Alanınızda, MR ve ya tomografi kullanarak teşhis edebilme şansı bulunmadığı için, mecburi olarak insanların ruhuna inebilmeniz gerekiyor. Bu da zaman alan bir durum. Tabii zaman aldıkça bunun maddi külfeti de artıyor. Muayene ve tedavi olmak, gerçekten sanıldığı kadar pahalı mı?
Terapi dediğimiz hasta grubu isteyerek ve seçerek geldiği için bunu bir maliyet olarak düşünmez. Amacı şifa bulmaktır. Bizler hekim olarak, gelen hastanın maddi ve sosyal durumunu göz önüne alarak bir formül bulmak zorundayız. Hani filmlerde ki gibi, ‘şu kadar dakika anlat, şu kadar dolar öde’ gibi bir durum söz konusu değildir. Hastaya en iyi ve en hızlı nasıl faydalı oluruz ilkesiyle hareket ederiz. Maddiyat, bizim için en son planda kalır. Aslında, bu işin maddi açıdan önemli bir gider olduğu algısı, hekimler tarafından değil, sertifika alarak ‘yaşam koçluğu’ adı altında profesyonelmiş gibi seans yapanlar nedeniyle oluştu. Bu tür insanların yaptığı şey ticarettir ve Sağlık Bakanlığı tarafından sıkı bir şekilde takip edilmeleri gerekir. Yasal boşluktan faydalanan bu kişilere meydan bırakmamak lazım.
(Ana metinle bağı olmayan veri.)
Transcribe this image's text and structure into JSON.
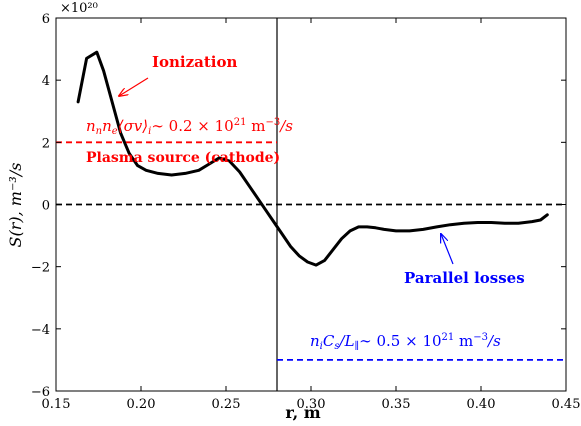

Danışanlarınız genelde hangi şikayetle size başvuruyorlar?
Özellikle kadınlarımız üzerlerine binen yükten muzdaripler. Özellikle orta yaştakiler çok büyük sıkıntı içindeler. Eşlerinden gördükleri kötü muamele ve ekonomik sorunlar başı çekiyor. Ardından, 17-18 yaşlarında ki gençlerimiz davranış bozuklukları yaşıyor. Açıkçası eğitimin çok kaliteli olduğunu düşünmüyorum. Bunu da öfkeyle söylüyorum. Ne yazık ki gençlerimiz analitik düşünceye sahip değiller. Tabii burada ebeveynlere de önemli görevler düşüyor. Aile içi iletişim gerçekten bitme noktasına gelmiş durumda. Herkesin elinde cep telefonu ve tablet var. Bir evde herkes birbirine yabancı. Sorunları iletişim kurarak anlamak ve beraber çözmeye çalışmak bir psikiyatriste gitmekten daha faydalıdır. Aile içi iletişim kurulursa, psikiyatrist veya psikologdan daha az yardım alınacağına inanıyorum.